First, there was the ECHO cardiogram. I have no worries about my heart health. I don’t mind these appointments, thiugh. It’s fascinating and weird to watch your own heart beat.. This was followed by my labs… the blood panel that has been just a bit of a nemesis for me the last few months. Then it was off to the CT scan. That’s when we find out if the Sutent is doung what it’s supposed to. As I waited for my 2:15 confab with Dr Rajan, I checked my email. He’d sent me a note saying that my blood counts look good. My whites were present in acceptable numbers. (Later, another doc said, “Your counts are great….. Well, not great exactly, but good enough.” There’s no exaggeration in clinical research.) Everyone is pleased, and I have already won my bet.

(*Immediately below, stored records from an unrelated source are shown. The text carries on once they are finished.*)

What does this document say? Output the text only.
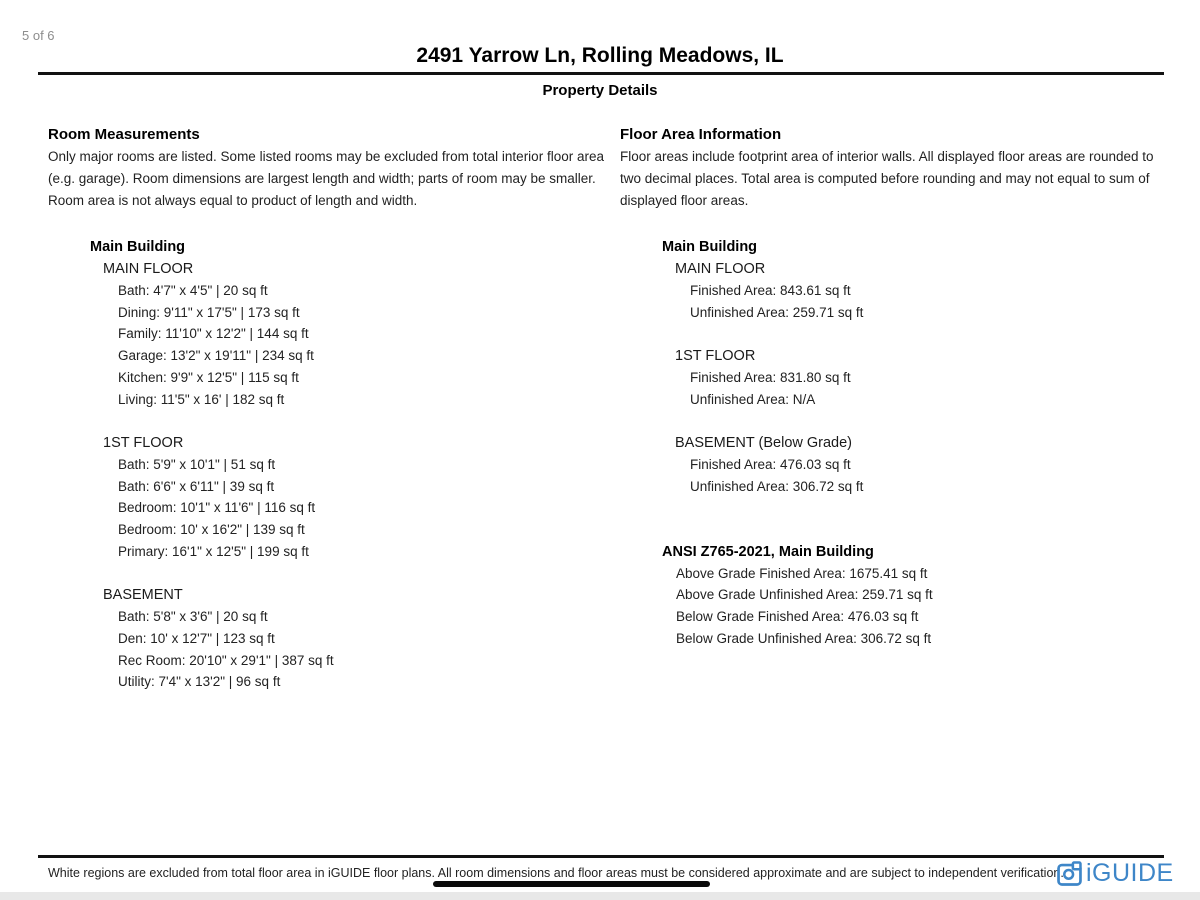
5 of 6
2491 Yarrow Ln, Rolling Meadows, IL
Property Details
Room Measurements
Only major rooms are listed. Some listed rooms may be excluded from total interior floor area (e.g. garage). Room dimensions are largest length and width; parts of room may be smaller. Room area is not always equal to product of length and width.
Main Building
MAIN FLOOR
Bath: 4'7" x 4'5" | 20 sq ft
Dining: 9'11" x 17'5" | 173 sq ft
Family: 11'10" x 12'2" | 144 sq ft
Garage: 13'2" x 19'11" | 234 sq ft
Kitchen: 9'9" x 12'5" | 115 sq ft
Living: 11'5" x 16' | 182 sq ft
1ST FLOOR
Bath: 5'9" x 10'1" | 51 sq ft
Bath: 6'6" x 6'11" | 39 sq ft
Bedroom: 10'1" x 11'6" | 116 sq ft
Bedroom: 10' x 16'2" | 139 sq ft
Primary: 16'1" x 12'5" | 199 sq ft
BASEMENT
Bath: 5'8" x 3'6" | 20 sq ft
Den: 10' x 12'7" | 123 sq ft
Rec Room: 20'10" x 29'1" | 387 sq ft
Utility: 7'4" x 13'2" | 96 sq ft
Floor Area Information
Floor areas include footprint area of interior walls. All displayed floor areas are rounded to two decimal places. Total area is computed before rounding and may not equal to sum of displayed floor areas.
Main Building
MAIN FLOOR
Finished Area: 843.61 sq ft
Unfinished Area: 259.71 sq ft
1ST FLOOR
Finished Area: 831.80 sq ft
Unfinished Area: N/A
BASEMENT (Below Grade)
Finished Area: 476.03 sq ft
Unfinished Area: 306.72 sq ft
ANSI Z765-2021, Main Building
Above Grade Finished Area: 1675.41 sq ft
Above Grade Unfinished Area: 259.71 sq ft
Below Grade Finished Area: 476.03 sq ft
Below Grade Unfinished Area: 306.72 sq ft
White regions are excluded from total floor area in iGUIDE floor plans. All room dimensions and floor areas must be considered approximate and are subject to independent verification. iGUIDE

This is where I see the doc and Nurse Susan in the line for Indian food in the surprisingly good NCI cafeteria. I am cautiously optimistic about what the CT is showing but still not totally understanding… Then I see this email from Dr Rajan :
“The CT looks very impressive! I did a rough calculation and we get a reduction in size by about 40%. But honestly this is an underestimate based on the way we are supposed to measure things. I think in reality the reduction in tumor volume is almost twice as much. Let’s wait for the radiologist’s interpretation and see if they confirm are initial findings.
We are all very happy for you!
There is no misinterpreting that. The Sutent is working better than anyone could have possibly imagined. Dr Rajan says my tumor response may be the most dramatic in this arm of the trial so far (to which I said, “Well, I’m very competitive!). He now can hardly see some of the tumors; they are all going in the right direction…AWAY. I got my third cycle of drugs and am now back on my way home to Park City.
We don’t know if the rate of response to the Sutent will continue at this pace. We don’t know if the tumors will stop responding or when that might happen. The initial dramatic response portends nothing. Except this: My summer and, truthfully, my life, just opened back up for all the glorious possibilities that I can cram in. I won’t squander the results of all those smart people’s hard work and dedication by not living every minute as if it’s a gift, which it is. I will also continue to crusade so that other people can experience the same reveal that I have experienced. So grateful. So hopeful. It is nothing short of BRILLIANT.